I know this has been done before on the hamb but I thought id ad my spin on this. Originally I wanted to run 12" buick drums but couldnt find good one so I went with a disk brake setup. I started with 46-48 rear backing plates(thats what I had) I marked the caliper bracket on the backing plate and cut that part out. Next I rolled a ring out of 3/16 flat bar stock and welded that to the backing plate to represent a drum. I found the alum. scoops here on the hamb. I then cut a hole in the backing plate and covered it from the back side with some stainless mesh so the vented rotor could get some air. Im putting these on my full fendered 32 c-dan, when you glance at it u wouldnt know it has disks on it. Sort of old school fake brakes.
It comes pretty close to passing the "first glance" test and when everything is painted and on the car it should slip by a lot of eyes. The scoop will draw the eyes away from the caliper.
Looks great and with a full fendered car I think the disguise will deceive most folks. With the caliper to the rear under the fender I don't think most most eyes will ever notice. great job. HRP
Heres a few more pics. One is the inside of the backing plate and the other is on the car with rotor on.
Can you put up a pic from directly in front, with the wheels straight ahead... just wondering what the scrub radius is..
Ill try to do that. didnt take any shots from straight on(garage has to much SHIT in it to get a good pic).

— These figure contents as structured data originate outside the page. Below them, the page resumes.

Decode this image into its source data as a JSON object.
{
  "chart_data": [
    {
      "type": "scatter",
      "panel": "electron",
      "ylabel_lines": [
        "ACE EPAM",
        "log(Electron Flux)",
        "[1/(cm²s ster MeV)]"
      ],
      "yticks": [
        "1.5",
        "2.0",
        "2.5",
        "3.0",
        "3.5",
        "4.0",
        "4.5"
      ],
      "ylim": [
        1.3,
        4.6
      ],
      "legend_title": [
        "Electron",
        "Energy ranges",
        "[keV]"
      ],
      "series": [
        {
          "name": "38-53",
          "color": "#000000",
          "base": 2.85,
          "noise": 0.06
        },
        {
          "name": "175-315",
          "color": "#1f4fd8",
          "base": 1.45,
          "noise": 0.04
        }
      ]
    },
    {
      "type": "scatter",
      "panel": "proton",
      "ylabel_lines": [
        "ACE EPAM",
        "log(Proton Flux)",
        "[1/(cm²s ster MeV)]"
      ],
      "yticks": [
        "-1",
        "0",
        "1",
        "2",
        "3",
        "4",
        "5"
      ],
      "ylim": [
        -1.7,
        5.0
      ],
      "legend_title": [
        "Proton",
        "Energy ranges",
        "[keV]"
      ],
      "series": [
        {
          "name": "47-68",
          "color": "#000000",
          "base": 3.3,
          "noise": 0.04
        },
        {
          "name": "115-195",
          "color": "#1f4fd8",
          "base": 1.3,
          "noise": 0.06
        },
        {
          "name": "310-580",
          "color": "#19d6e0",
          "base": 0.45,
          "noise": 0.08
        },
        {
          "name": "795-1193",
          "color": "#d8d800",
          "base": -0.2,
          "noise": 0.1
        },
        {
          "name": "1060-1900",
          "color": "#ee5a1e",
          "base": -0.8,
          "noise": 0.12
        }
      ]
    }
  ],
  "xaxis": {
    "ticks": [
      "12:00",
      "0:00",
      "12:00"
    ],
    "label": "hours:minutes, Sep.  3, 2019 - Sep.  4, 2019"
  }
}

Well, I forgot that the scoops would be blocking the view. Scrub is the imaginary line drawn through the center of the king pin, down to the road surface. You'd want that point to be under the center of the tire or at least under the tire somewhere, not intersecting the road, inboard of the tire treads. Lots of disc setups move that line quite a bit. But those pics are not wasted...it shows how well it hides the discs.
Very nicely done. If I were to take a quick glance at it............I wound'nt give it a second look. But......I guess that's the point of it!
Where does the heat go on so/cals fake brakes? there totally covered, it must work or they wouldnt sell them mine are all open on the back side so its going to get air. I wanted to cover them to get more of a vintage look.
Yours look fine for cooling....real vents, and they are sticking out to grab air, and open backsides....low weight car, no serious loads...
It has changed. How traditional are all the t-5s behind every vintage motor out there, this is no different. just better stuff.
I don't know how to bring the old stuff back. Look at the really bad stuff tonight...Name your kids after cars????, after there was a exact duplicate thread a couple months ago... I guess if you marry your sister, it all works.
Nice work you did there. You did a clean job! But taking a swing at the T5 does not help. A T5 is not a fake 3 speed. It's just a late model trans. If you ground it down to look like a 3 speed (impossible I know) that would be fake. Anyhow, your brakes are not fake, just hidden or disguised.
I get it. I have a t-5 in the car that these brakes are going on. I just dont see that a guy has to have a 100% period correct car to have fun. Theres a very small percentage of cars out there that are period correct.
This cracks me up! I see so many guys at car shows trying to pass off fake disc brakes, and here you are trying to do the exact opposite. I love it! Nice work!
that set up is going to force a ton of air at the disc cool idea and goes along with what we do (use our heads)
That's my point exactly. If it doesn't have to be 100% period correct, why fake or hide the disks? I built my coupe for me. It has disk brakes and it's an open wheel car. It is what it is and I don't feel any pressure to make it look like something it's not. FWIW I have a 70's A833 behind a fifties Dodge bell behind a 354 hemi.